Nonetheless and no matter, I got a chance to view that film today and one line stuck out:
"As flies to wanton boys are we to the gods . . ." Yes! Some of us heavily muscled and possessors of above average strength, but still flies on the back of this rabid dog we call earth, circling and cycling through time in search of its own tail. Or perhaps fleas. The wondrous flea circus of humanity, and the glory of all its proud little tricks! Only the games have been changed to protect the dissonant. Anyhow . . . 

Own your own
on your own. Free yourself of the petty ego-protection system you've had implanted in your mind since childhood. Stop being influenced by the false credentials of phonies selling their wares and think for yourself already.

And for Christ's Sake stop reading what I write.
All right, Reed? 

Okay. Vic Richards on Training!  

These points should be obvious, but if you watch people who want to gain muscle lifting, it often becomes obvious they get forgotten, lost along the way, or conveniently replaced with less demanding ways of training.

Here's some bits on training from an interview

I have one basic principle: Work as hard as you can.
I believe in training heavy on basic exercises and I believe in total saturation of the muscle.
Don't be a slave to a fixed number of sets and reps.
Don't swallow the line that there is a best exercise for this or that bodypart.
Do it your way, the way that works best for you, that brings you your best results.

I learned quickly that it is not so much the number of sets that you do, but how hard and how consistently you work in the gym. I have no idea of how many sets I do and don't bother at all to count the reps. I use a pyramid version, light weights/higher reps working up to heavy weights/low reps. Sometimes my heavy work sets are 6 reps, sometimes 8 or 9, sometimes 12. I don't count. That's not important to me. It's only important that you learn to work hard, not that you teach yourself to count reps.

The good exercises for building mass stand out clearly. Don't waste your time on isolation exercises. Sometimes I spend a whole morning or afternoon on one exercise . . . leg press . . . hack squat . . . press behind neck, etc.

I recommend presses, bench and incline presses, dumbbell bench presses, pulldowns, rows of all types, squats, leg presses, hack squats, heavy curls with a bar or dumbbells.

Just make sure you always recover, and stay motivated.

When you train, think about what you are doing.

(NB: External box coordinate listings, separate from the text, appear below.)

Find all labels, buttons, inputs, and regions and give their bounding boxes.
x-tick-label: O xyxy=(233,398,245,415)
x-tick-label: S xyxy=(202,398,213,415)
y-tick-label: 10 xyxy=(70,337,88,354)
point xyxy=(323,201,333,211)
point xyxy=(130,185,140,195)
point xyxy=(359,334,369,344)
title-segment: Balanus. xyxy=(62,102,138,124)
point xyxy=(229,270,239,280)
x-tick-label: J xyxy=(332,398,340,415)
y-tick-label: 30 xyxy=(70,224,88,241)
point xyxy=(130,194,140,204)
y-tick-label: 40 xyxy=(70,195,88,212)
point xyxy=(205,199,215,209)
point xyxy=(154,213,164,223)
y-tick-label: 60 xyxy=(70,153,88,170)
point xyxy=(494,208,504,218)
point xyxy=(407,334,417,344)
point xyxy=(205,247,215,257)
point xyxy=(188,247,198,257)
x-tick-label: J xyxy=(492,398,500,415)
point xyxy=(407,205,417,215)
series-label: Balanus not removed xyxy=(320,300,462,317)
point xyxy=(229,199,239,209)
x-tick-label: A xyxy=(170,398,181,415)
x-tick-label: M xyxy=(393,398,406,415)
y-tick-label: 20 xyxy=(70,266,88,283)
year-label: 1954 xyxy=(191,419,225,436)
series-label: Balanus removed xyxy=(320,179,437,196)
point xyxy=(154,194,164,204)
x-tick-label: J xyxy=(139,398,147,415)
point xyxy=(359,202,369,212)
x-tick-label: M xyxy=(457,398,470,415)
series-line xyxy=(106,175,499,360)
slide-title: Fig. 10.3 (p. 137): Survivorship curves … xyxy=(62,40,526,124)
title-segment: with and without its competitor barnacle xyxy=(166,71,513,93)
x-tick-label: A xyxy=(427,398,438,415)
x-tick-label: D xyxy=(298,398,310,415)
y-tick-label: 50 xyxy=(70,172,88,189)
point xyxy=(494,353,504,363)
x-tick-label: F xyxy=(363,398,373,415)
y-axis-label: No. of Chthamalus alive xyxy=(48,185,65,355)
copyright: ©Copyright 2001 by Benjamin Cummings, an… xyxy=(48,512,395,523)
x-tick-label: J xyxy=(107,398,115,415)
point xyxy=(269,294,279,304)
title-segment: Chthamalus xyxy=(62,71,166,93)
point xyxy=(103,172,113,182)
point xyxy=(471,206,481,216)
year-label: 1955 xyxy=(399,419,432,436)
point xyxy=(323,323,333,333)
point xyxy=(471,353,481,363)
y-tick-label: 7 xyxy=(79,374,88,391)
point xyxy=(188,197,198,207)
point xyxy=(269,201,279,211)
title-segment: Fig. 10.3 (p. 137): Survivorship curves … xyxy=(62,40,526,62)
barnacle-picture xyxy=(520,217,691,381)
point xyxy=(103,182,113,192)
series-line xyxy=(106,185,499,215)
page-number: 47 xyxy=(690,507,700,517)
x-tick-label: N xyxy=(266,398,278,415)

Speed of training is argued about. Some say move the weight as fast as you can, others say move it under complete control at all times and at a slower speed. I train by the feel I get in my muscles. At times I'll train very fast, trying to explode the weights upward. Sometimes (most of the time), I train with slower, controlled tension. You should vary it according to the exercise you're doing. The ones you are safe and comfortable with can be done a bit more explosively. The ones that are more dangerous, squats for example, can work well with more of a continuous tension tempo.

I always perform a full range of motion. I know how to squeeze at the end of the motion on most exercises. If you think that's a waste of time, try it sometime, doing it really hard on a major exercise with heavy weight.

Rhythm is very important. Not a cheating, throw-the-weight-up kind of thing, but a nice pattern of body give-and-take. A little motion at the start of an exercise is natural and takes the stress off attachment points.